Key Takeaways

  • Orange Business introduced branded calling, deepfake detection, and agentic telephony across its enterprise communications portfolio
  • The company is integrating partners such as Sensity, Reality Defender, and Microsoft to strengthen trust and automate CX workflows
  • The upgrades aim to counter impersonation fraud, rebuild confidence in voice interactions, and streamline contact center operations

The surge in digital engagement has created a strange paradox for enterprises. There are more channels, more automation, more tools, yet customers often feel less certain about who is contacting them and whether they should even pick up the phone. Orange Business has stepped directly into that tension with a substantial refresh of its enterprise communications offerings, announced on March 17, 2026 in Paris. The initiative is framed around trust and AI, two themes that are increasingly inseparable as organizations grapple with impersonation fraud and the rapid spread of synthetic media.

Here is the thing. Voice still matters. Even with the proliferation of chatbots and self-service portals, 80 percent of customer service agents say voice remains their most used channel every day. That number is not surprising if you look at how complex customer issues usually get resolved. People turn to live conversation when the stakes are high. Orange Business seems to be betting that this dynamic is not going away, so the company is trying to modernize the channel rather than let it fade behind newer interfaces.

The centerpiece of this strategy is branded calling. Orange Business will roll out the capability in France and the United States this year, followed by broader availability across Europe. The feature allows enterprises to present a verified name, logo, and call reason on a recipient's mobile device. It aims to reverse the growing trend of unanswered calls fueled by spam fear. The company positions it as an authentication layer that restores customer confidence. Similar approaches have been explored by carriers and device makers in recent years, and early industry pilots have shown measurable improvements in answer rates.

Another part of the announcement deals with deepfake detection, an area that has gained urgency across the security market. As synthetic audio and video tools improve, enterprises increasingly face risks related to impersonation and fraudulent calls. Orange Business has integrated technologies from Sensity and Reality Defender into its collaboration and customer experience portfolio.
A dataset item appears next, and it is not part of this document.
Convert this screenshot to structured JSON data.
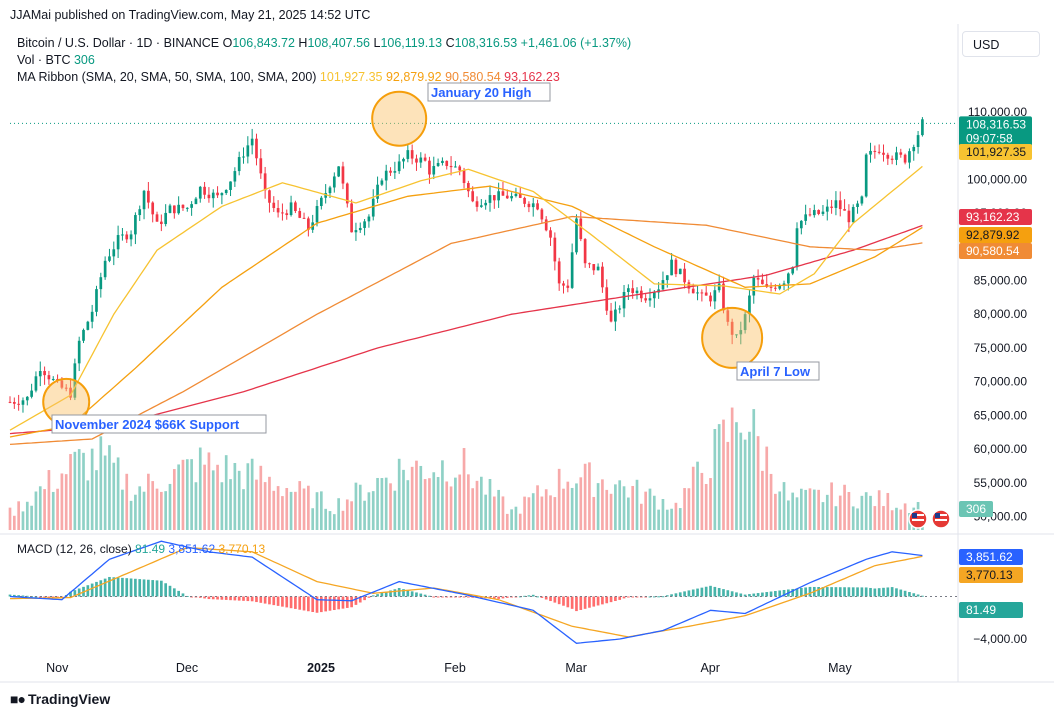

These companies are known for developing detection systems for manipulated images, audio, video, and documents. The stated goal is to help enterprises identify suspicious content before it reaches employees or customers. Anyone following the evolution of deepfakes knows how quickly these tools have advanced, so the move reflects a broader industry shift toward protective layers that sit directly inside communication workflows.

Then there is Intelligent Together, an AI-augmented customer care capability that places generative AI directly inside contact center and CRM environments. Orange Business says it orchestrates an ecosystem of partners to automate the entire customer interaction chain, from initial qualification through final problem resolution. The company reports that 80 million AI conversations were managed in 2025. Those are large numbers, but they also speak to how quickly call volumes and expectations have grown. These systems also assist live agents with transcription, recommendations, sentiment analysis, and post-call summaries. For overworked teams, faster documentation can make a real difference. Some of these functions are familiar to anyone who has followed the rise of agent assist tools, yet the company is positioning its Live Intelligence platform as a unifying layer that keeps everything consistent and more trustworthy.
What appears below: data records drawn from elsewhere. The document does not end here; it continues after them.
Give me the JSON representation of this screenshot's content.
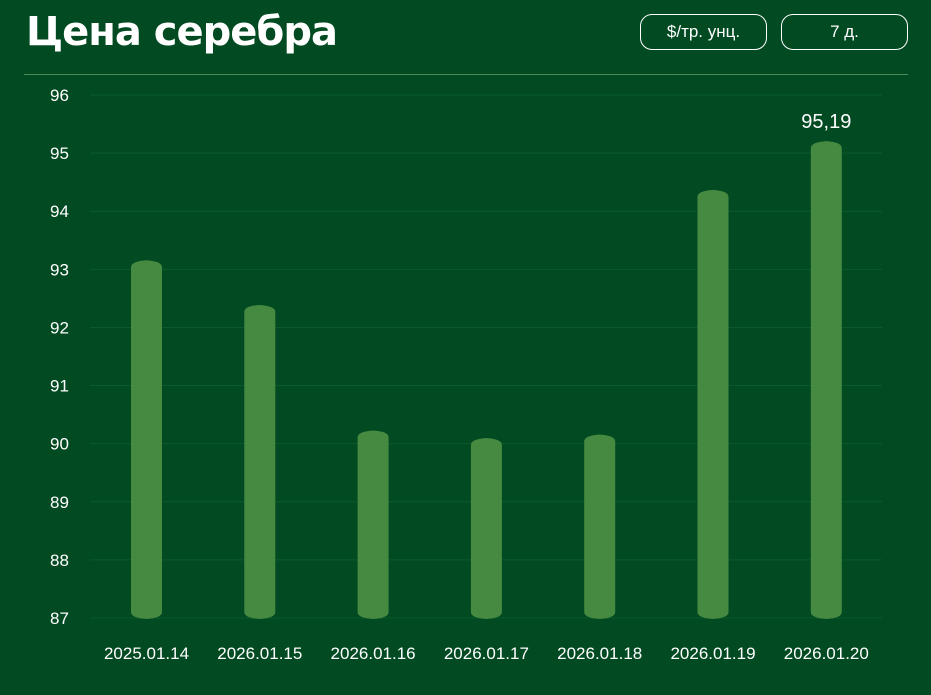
{
  "header": {
    "title": "Цена серебра",
    "unit_label": "$/тр. унц.",
    "range_label": "7 д."
  },
  "colors": {
    "background": "#024a22",
    "bar": "#458a40",
    "grid": "#0b5a2c"
  },
  "chart_data": {
    "type": "bar",
    "title": "Цена серебра",
    "xlabel": "",
    "ylabel": "",
    "ylim": [
      87,
      96
    ],
    "yticks": [
      87,
      88,
      89,
      90,
      91,
      92,
      93,
      94,
      95,
      96
    ],
    "grid": true,
    "categories": [
      "2025.01.14",
      "2026.01.15",
      "2026.01.16",
      "2026.01.17",
      "2026.01.18",
      "2026.01.19",
      "2026.01.20"
    ],
    "values": [
      93.14,
      92.37,
      90.21,
      90.08,
      90.14,
      94.35,
      95.19
    ],
    "annotations": [
      {
        "category": "2026.01.20",
        "text": "95,19"
      }
    ]
  }
}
A slightly different angle comes from agentic telephony, which applies autonomous AI behaviors to cloud voice systems. The idea is to let the system understand context, provide partial answers, plan next steps, and even manage entire call journeys in some cases. Orange Business describes benefits such as shorter response times, more personalization, and better resource allocation. The most notable part is a co-innovation initiative with Microsoft, giving customers a chance to test how Microsoft 365 Copilot agents in Teams, including Interpreter, enhance Teams Phone. The collaboration suggests that both companies see voice automation as fertile ground for AI expansion. Orange Business also plans to extend agentic telephony to Cisco Webex, reinforcing the multi-platform nature of the approach.

Why does all of this matter? Because enterprises are facing a convergence of problems that cannot be solved with incremental tweaks. Rising fraud, overwhelmed support teams, and customer frustration all push organizations to rethink how communication works. If trust erodes too far, even legitimate calls struggle to get through. At the same time, AI is now powerful enough to help but also risky enough to cause new issues if used carelessly. That tension shapes much of the current enterprise communication landscape.

Toward the end of the announcement, Usman Javaid, Chief Product and Marketing Officer at Orange Business, captured the sentiment by noting that trust is becoming the most valuable currency in the digital economy. His point reflects a broader pattern. Enterprises no longer focus only on efficiency; they now need authenticity and verification baked directly into their channels. Without those elements, organizations risk losing the ability to meaningfully reach their own customers.

What comes next will depend on adoption. Branded calling and deepfake detection are likely to draw the most immediate attention because they address real pain points. Agentic telephony may take longer to normalize, simply because autonomous call handling still feels unfamiliar to many businesses. Yet the direction is clear. The combination of trust and AI is shaping the next phase of enterprise communications, and Orange Business is placing itself at the center of that transition.